Des humains avant tout
Game of Thrones montre ainsi les limites d’un code de l’honneur manichéen face à une réalité complexe et explore les défaillances de l’héroïsme traditionnel. Ce sont justement la droiture et le sens de l’honneur de Ned qui vont mener à sa perte. Car dans le monde cynique et corrompu de Port-Réal, sa noblesse passe surtout pour de la naïveté. Dans la plupart des récits épiques traditionnels, les valeurs du patriarche auraient été récompensées, tout comme celles de Jon. «C’est pour ça que la vision de George R. R. Martin est si importante, affirme Charles Cox. «C’est révolutionnaire dans le genre de la high-fantasy de voir des personnages avec un tel code de l’honneur échouer. Dans les récits plus traditionnels, le héros peut trébucher, il peut avoir un chemin difficile mais il arrivera à ses fins. Ce n’est plus le cas ici.»

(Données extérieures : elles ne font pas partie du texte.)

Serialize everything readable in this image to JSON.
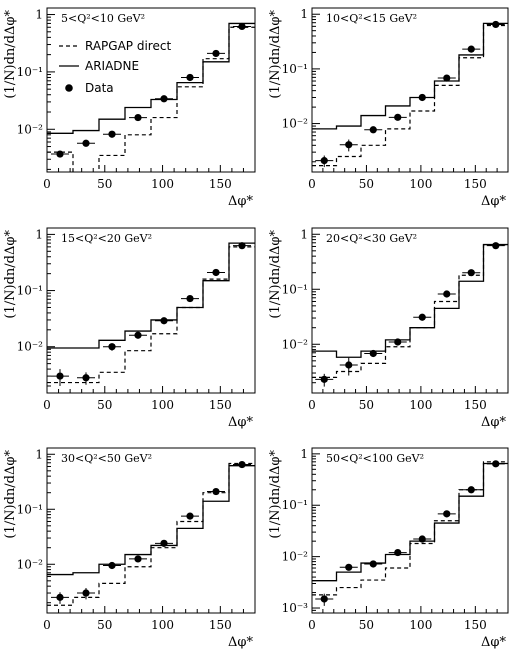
{
  "chart_data": [
    {
      "type": "line",
      "panel_label": "5<Q²<10 GeV²",
      "xlabel": "Δφ*",
      "ylabel": "(1/N)dn/dΔφ*",
      "yscale": "log",
      "xlim": [
        0,
        180
      ],
      "ylim": [
        0.0018,
        1.3
      ],
      "x_ticks": [
        0,
        50,
        100,
        150
      ],
      "y_ticks": [
        {
          "value": 0.01,
          "label": "10⁻²"
        },
        {
          "value": 0.1,
          "label": "10⁻¹"
        },
        {
          "value": 1,
          "label": "1"
        }
      ],
      "bin_edges": [
        0,
        22.5,
        45,
        67.5,
        90,
        112.5,
        135,
        157.5,
        180
      ],
      "legend": {
        "position": "top-left",
        "entries": [
          {
            "series": "rapgap",
            "label": "RAPGAP direct"
          },
          {
            "series": "ariadne",
            "label": "ARIADNE"
          },
          {
            "series": "data",
            "label": "Data"
          }
        ]
      },
      "series": [
        {
          "id": "rapgap",
          "style": "dashed-histogram",
          "values": [
            0.004,
            0.0015,
            0.0035,
            0.008,
            0.016,
            0.055,
            0.17,
            0.6
          ]
        },
        {
          "id": "ariadne",
          "style": "solid-histogram",
          "values": [
            0.0085,
            0.0095,
            0.015,
            0.024,
            0.033,
            0.065,
            0.15,
            0.7
          ]
        },
        {
          "id": "data",
          "style": "points",
          "x": [
            11.25,
            33.75,
            56.25,
            78.75,
            101.25,
            123.75,
            146.25,
            168.75
          ],
          "y": [
            0.0037,
            0.0057,
            0.0082,
            0.016,
            0.034,
            0.08,
            0.21,
            0.62
          ],
          "err": [
            0.0004,
            0.0005,
            0.0006,
            0.001,
            0.002,
            0.004,
            0.01,
            0.03
          ]
        }
      ]
    },
    {
      "type": "line",
      "panel_label": "10<Q²<15 GeV²",
      "xlabel": "Δφ*",
      "ylabel": "(1/N)dn/dΔφ*",
      "yscale": "log",
      "xlim": [
        0,
        180
      ],
      "ylim": [
        0.0013,
        1.3
      ],
      "x_ticks": [
        0,
        50,
        100,
        150
      ],
      "y_ticks": [
        {
          "value": 0.01,
          "label": "10⁻²"
        },
        {
          "value": 0.1,
          "label": "10⁻¹"
        },
        {
          "value": 1,
          "label": "1"
        }
      ],
      "bin_edges": [
        0,
        22.5,
        45,
        67.5,
        90,
        112.5,
        135,
        157.5,
        180
      ],
      "series": [
        {
          "id": "rapgap",
          "style": "dashed-histogram",
          "values": [
            0.0017,
            0.0025,
            0.004,
            0.008,
            0.017,
            0.05,
            0.16,
            0.62
          ]
        },
        {
          "id": "ariadne",
          "style": "solid-histogram",
          "values": [
            0.008,
            0.009,
            0.014,
            0.021,
            0.03,
            0.06,
            0.18,
            0.68
          ]
        },
        {
          "id": "data",
          "style": "points",
          "x": [
            11.25,
            33.75,
            56.25,
            78.75,
            101.25,
            123.75,
            146.25,
            168.75
          ],
          "y": [
            0.0021,
            0.0041,
            0.0077,
            0.013,
            0.03,
            0.068,
            0.23,
            0.65
          ],
          "err": [
            0.0005,
            0.001,
            0.0006,
            0.001,
            0.002,
            0.004,
            0.01,
            0.03
          ]
        }
      ]
    },
    {
      "type": "line",
      "panel_label": "15<Q²<20 GeV²",
      "xlabel": "Δφ*",
      "ylabel": "(1/N)dn/dΔφ*",
      "yscale": "log",
      "xlim": [
        0,
        180
      ],
      "ylim": [
        0.0015,
        1.3
      ],
      "x_ticks": [
        0,
        50,
        100,
        150
      ],
      "y_ticks": [
        {
          "value": 0.01,
          "label": "10⁻²"
        },
        {
          "value": 0.1,
          "label": "10⁻¹"
        },
        {
          "value": 1,
          "label": "1"
        }
      ],
      "bin_edges": [
        0,
        22.5,
        45,
        67.5,
        90,
        112.5,
        135,
        157.5,
        180
      ],
      "series": [
        {
          "id": "rapgap",
          "style": "dashed-histogram",
          "values": [
            0.0023,
            0.0023,
            0.0035,
            0.0085,
            0.017,
            0.05,
            0.16,
            0.6
          ]
        },
        {
          "id": "ariadne",
          "style": "solid-histogram",
          "values": [
            0.0095,
            0.0095,
            0.013,
            0.019,
            0.03,
            0.05,
            0.15,
            0.7
          ]
        },
        {
          "id": "data",
          "style": "points",
          "x": [
            11.25,
            33.75,
            56.25,
            78.75,
            101.25,
            123.75,
            146.25,
            168.75
          ],
          "y": [
            0.003,
            0.0028,
            0.01,
            0.016,
            0.029,
            0.072,
            0.21,
            0.63
          ],
          "err": [
            0.001,
            0.0007,
            0.0015,
            0.0015,
            0.002,
            0.005,
            0.012,
            0.03
          ]
        }
      ]
    },
    {
      "type": "line",
      "panel_label": "20<Q²<30 GeV²",
      "xlabel": "Δφ*",
      "ylabel": "(1/N)dn/dΔφ*",
      "yscale": "log",
      "xlim": [
        0,
        180
      ],
      "ylim": [
        0.0013,
        1.3
      ],
      "x_ticks": [
        0,
        50,
        100,
        150
      ],
      "y_ticks": [
        {
          "value": 0.01,
          "label": "10⁻²"
        },
        {
          "value": 0.1,
          "label": "10⁻¹"
        },
        {
          "value": 1,
          "label": "1"
        }
      ],
      "bin_edges": [
        0,
        22.5,
        45,
        67.5,
        90,
        112.5,
        135,
        157.5,
        180
      ],
      "series": [
        {
          "id": "rapgap",
          "style": "dashed-histogram",
          "values": [
            0.0025,
            0.0032,
            0.0045,
            0.009,
            0.02,
            0.06,
            0.18,
            0.64
          ]
        },
        {
          "id": "ariadne",
          "style": "solid-histogram",
          "values": [
            0.0075,
            0.0058,
            0.0075,
            0.012,
            0.02,
            0.045,
            0.14,
            0.65
          ]
        },
        {
          "id": "data",
          "style": "points",
          "x": [
            11.25,
            33.75,
            56.25,
            78.75,
            101.25,
            123.75,
            146.25,
            168.75
          ],
          "y": [
            0.0023,
            0.0042,
            0.0068,
            0.011,
            0.031,
            0.082,
            0.2,
            0.62
          ],
          "err": [
            0.0006,
            0.0015,
            0.0006,
            0.001,
            0.002,
            0.005,
            0.01,
            0.03
          ]
        }
      ]
    },
    {
      "type": "line",
      "panel_label": "30<Q²<50 GeV²",
      "xlabel": "Δφ*",
      "ylabel": "(1/N)dn/dΔφ*",
      "yscale": "log",
      "xlim": [
        0,
        180
      ],
      "ylim": [
        0.0013,
        1.3
      ],
      "x_ticks": [
        0,
        50,
        100,
        150
      ],
      "y_ticks": [
        {
          "value": 0.01,
          "label": "10⁻²"
        },
        {
          "value": 0.1,
          "label": "10⁻¹"
        },
        {
          "value": 1,
          "label": "1"
        }
      ],
      "bin_edges": [
        0,
        22.5,
        45,
        67.5,
        90,
        112.5,
        135,
        157.5,
        180
      ],
      "series": [
        {
          "id": "rapgap",
          "style": "dashed-histogram",
          "values": [
            0.0018,
            0.0025,
            0.0045,
            0.009,
            0.02,
            0.06,
            0.2,
            0.68
          ]
        },
        {
          "id": "ariadne",
          "style": "solid-histogram",
          "values": [
            0.0065,
            0.007,
            0.01,
            0.015,
            0.022,
            0.045,
            0.14,
            0.62
          ]
        },
        {
          "id": "data",
          "style": "points",
          "x": [
            11.25,
            33.75,
            56.25,
            78.75,
            101.25,
            123.75,
            146.25,
            168.75
          ],
          "y": [
            0.0025,
            0.003,
            0.0095,
            0.0125,
            0.024,
            0.075,
            0.21,
            0.65
          ],
          "err": [
            0.0006,
            0.0007,
            0.0008,
            0.001,
            0.002,
            0.005,
            0.01,
            0.03
          ]
        }
      ]
    },
    {
      "type": "line",
      "panel_label": "50<Q²<100 GeV²",
      "xlabel": "Δφ*",
      "ylabel": "(1/N)dn/dΔφ*",
      "yscale": "log",
      "xlim": [
        0,
        180
      ],
      "ylim": [
        0.0008,
        1.3
      ],
      "x_ticks": [
        0,
        50,
        100,
        150
      ],
      "y_ticks": [
        {
          "value": 0.001,
          "label": "10⁻³"
        },
        {
          "value": 0.01,
          "label": "10⁻²"
        },
        {
          "value": 0.1,
          "label": "10⁻¹"
        },
        {
          "value": 1,
          "label": "1"
        }
      ],
      "bin_edges": [
        0,
        22.5,
        45,
        67.5,
        90,
        112.5,
        135,
        157.5,
        180
      ],
      "series": [
        {
          "id": "rapgap",
          "style": "dashed-histogram",
          "values": [
            0.0018,
            0.0025,
            0.0035,
            0.006,
            0.018,
            0.05,
            0.2,
            0.7
          ]
        },
        {
          "id": "ariadne",
          "style": "solid-histogram",
          "values": [
            0.0034,
            0.005,
            0.0075,
            0.011,
            0.02,
            0.045,
            0.15,
            0.65
          ]
        },
        {
          "id": "data",
          "style": "points",
          "x": [
            11.25,
            33.75,
            56.25,
            78.75,
            101.25,
            123.75,
            146.25,
            168.75
          ],
          "y": [
            0.0015,
            0.0062,
            0.0072,
            0.012,
            0.022,
            0.068,
            0.2,
            0.64
          ],
          "err": [
            0.0004,
            0.0008,
            0.0008,
            0.001,
            0.002,
            0.005,
            0.01,
            0.03
          ]
        }
      ]
    }
  ]
}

Mais Game of Thrones va plus loin, parce qu’en plus de faire subir la cruauté d’un monde cynique à ses héros, le récit souligne aussi l’hypocrisie et la rigidité de leur code moral. Lorsque Jaime explique les circonstances de l’assassinat du Roi Fou et le fait qu’il l’a tué pour sauver la ville de Port-Réal de la destruction, Brienne (peut-être le personnage le plus honorable de l’histoire) demande au Lannister pourquoi il n’a pas expliqué la situation à Ned Stark. Jaime ironise: «Vous pensez que l’honorable Ned Stark avait envie d’entendre ma version des faits? Il m’a jugé coupable à la seconde où il a posé les yeux sur moi.» Car Game of Thrones nous le montre, Ned est un être humain avant d’être un héros, avec tous les préjugés et les défaillances que cela implique.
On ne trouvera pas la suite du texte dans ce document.